Avec l’âge les maladies peuvent parfois s’accumuler, les traitements aussi, et certains médicaments peuvent perturber la qualité des nuits. A l’exemple des corticoïdes, rappelle la spécialiste, « ils sont stimulants, un peu excitants pour l’organisme, et les gens qui sont sous corticoïdes ont souvent du mal à dormir. Les bêta-bloquants peuvent aussi stopper la sécrétion de la mélatonine, l’hormone du sommeil. Certains diurétiques peuvent donner envie de faire pipi et donc de se réveiller pendant la nuit pour aller aux toilettes. Certains antidépresseurs peuvent également être stimulants et empêchent un peu de dormir, mais surtout ils augmentent le risque de chutes qui est déjà fréquent chez les personnes âgées. C’est pour cela qu’en tant que spécialiste du sommeil, on déconseille les anxiolytiques et somnifères, ou alors dans des cas particuliers, sur de très courtes périodes ». La dépression peut également jouer un rôle dans notre sommeil, et l’aspect psychologique n’est jamais bien loin au moment du coucher, comme le raconte le Dr. Ogrizek, « la solitude fait que la nuit, les gens ruminent, pensent à des choses tristes, ils ne sont pas sereins et détendus au moment de dormir. A côté de cela, il y a aussi des séniors qui dorment beaucoup mieux car ils sont à la retraite, n’ont plus le stress du travail ou de se lever le matin ».

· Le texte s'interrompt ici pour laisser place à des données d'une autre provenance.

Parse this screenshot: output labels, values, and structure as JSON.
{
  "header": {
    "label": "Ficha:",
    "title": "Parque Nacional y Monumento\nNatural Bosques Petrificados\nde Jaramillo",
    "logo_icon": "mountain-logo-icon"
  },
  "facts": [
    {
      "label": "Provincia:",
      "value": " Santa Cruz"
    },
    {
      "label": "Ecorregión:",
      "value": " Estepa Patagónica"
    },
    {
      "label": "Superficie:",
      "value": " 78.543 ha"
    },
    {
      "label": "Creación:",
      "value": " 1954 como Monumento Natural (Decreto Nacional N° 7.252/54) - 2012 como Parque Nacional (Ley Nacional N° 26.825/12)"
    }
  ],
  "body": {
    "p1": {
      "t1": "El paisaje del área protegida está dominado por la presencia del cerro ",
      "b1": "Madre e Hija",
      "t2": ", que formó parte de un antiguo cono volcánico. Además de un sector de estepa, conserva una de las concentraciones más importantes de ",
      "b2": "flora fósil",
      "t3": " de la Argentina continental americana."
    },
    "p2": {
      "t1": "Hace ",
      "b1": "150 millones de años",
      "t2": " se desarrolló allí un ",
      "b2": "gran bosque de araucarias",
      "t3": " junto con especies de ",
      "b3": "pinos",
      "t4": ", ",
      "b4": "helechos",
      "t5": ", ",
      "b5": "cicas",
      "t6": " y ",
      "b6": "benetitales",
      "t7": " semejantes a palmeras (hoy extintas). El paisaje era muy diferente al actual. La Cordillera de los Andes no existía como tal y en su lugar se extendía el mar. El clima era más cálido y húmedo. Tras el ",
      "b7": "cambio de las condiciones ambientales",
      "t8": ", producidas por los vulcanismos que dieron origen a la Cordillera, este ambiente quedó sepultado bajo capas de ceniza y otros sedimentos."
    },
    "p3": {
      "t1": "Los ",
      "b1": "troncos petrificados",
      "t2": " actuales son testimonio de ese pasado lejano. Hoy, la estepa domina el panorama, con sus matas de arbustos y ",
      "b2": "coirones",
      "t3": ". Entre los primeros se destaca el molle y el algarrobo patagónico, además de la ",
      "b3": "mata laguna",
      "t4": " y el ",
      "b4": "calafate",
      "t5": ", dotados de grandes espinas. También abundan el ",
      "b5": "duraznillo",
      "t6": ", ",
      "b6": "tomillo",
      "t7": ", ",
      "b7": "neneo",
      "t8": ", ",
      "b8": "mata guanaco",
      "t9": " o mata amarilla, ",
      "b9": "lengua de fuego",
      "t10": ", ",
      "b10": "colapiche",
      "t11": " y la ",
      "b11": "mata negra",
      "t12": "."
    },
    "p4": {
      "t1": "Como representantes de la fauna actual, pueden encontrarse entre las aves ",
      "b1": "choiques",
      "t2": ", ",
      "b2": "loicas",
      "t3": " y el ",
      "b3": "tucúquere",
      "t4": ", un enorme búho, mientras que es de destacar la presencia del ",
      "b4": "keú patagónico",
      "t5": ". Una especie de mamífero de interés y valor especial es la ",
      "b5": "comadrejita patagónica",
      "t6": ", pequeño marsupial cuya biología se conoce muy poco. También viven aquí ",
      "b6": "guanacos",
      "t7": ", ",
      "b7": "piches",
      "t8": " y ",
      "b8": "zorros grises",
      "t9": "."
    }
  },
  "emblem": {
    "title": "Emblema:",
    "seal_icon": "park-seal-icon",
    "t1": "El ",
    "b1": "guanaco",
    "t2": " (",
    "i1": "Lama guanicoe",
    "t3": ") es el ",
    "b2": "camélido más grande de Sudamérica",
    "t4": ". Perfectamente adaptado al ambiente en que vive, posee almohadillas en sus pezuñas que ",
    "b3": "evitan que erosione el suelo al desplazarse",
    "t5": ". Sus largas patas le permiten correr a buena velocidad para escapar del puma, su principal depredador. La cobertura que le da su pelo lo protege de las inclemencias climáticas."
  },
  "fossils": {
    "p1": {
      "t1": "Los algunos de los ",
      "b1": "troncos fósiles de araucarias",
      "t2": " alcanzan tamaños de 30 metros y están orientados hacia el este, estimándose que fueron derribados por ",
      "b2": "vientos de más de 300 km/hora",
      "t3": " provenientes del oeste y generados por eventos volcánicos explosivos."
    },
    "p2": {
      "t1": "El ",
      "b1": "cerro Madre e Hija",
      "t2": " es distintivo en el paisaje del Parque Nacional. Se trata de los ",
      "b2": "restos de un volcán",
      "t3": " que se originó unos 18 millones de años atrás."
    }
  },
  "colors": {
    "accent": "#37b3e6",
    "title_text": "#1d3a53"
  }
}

Une bonne hygiène de vie adaptée à l’âge

Avec cette baisse d’activité, les personnes âgées sortent souvent moins, et sont alors moins exposées à la lumière naturelle, « elle joue pourtant un rôle très important dans la régulation de l’horloge biologique » souligne le Dr.Ogrizek. C’est en effet grâce à cette lumière du soleil que notre cerveau régule ses heures de lever et de coucher, mais aussi la sécrétion de certaines hormones qui vont nous permettre ou non de dormir. Avec l’apparition de maladies oculaires comme la cataracte, elles peuvent diminuer le passage de la lumière qui arrive jusqu’à la rétine. La spécialiste conseille ainsi « d’avoir un rythme de vie avec un rituel. Se lever le matin à heure fixe, ouvrir les volets ou les rideaux dès le réveil pour s’exposer à la lumière du jour le plus possible. Sortir un peu pour marcher, avoir une activité physique et prendre la lumière ». L’utilisation des écrans est évidemment déconseillée avant de dormir car ils freinent la sécrétion de mélatonine. S’il faut prendre un maximum de lumière le jour, une chambre dans le noir total est recommandée pour favoriser un bon sommeil.

 

L’hygiène de vie, peu importe l’âge, impacte notre sommeil. L’alimentation en fait partie ! Le Dr. Ogrizek rappelle d’ailleurs que « les protéines stimulent la vigilance, donc on conseille d’en consommer plutôt le midi. Alors que les sucres favorisent la somnolence, et sont donc à manger plutôt le soir ». La consommation d’alcool, de café, de thé, ou de cigarette est à proscrire le soir. L’activité physique comme la gym douce ou le yoga peut également aider à rejoindre les bras de Morphée. En général, le sport est déconseillé le soir, « mais pour les personnes âgées cela peut être intéressant pour retarder l’heure du coucher tout en gardant une activité physique », explique le docteur. Et au moment de dormir, une literie de qualité est évidemment primordiale pour un sommeil apaisé.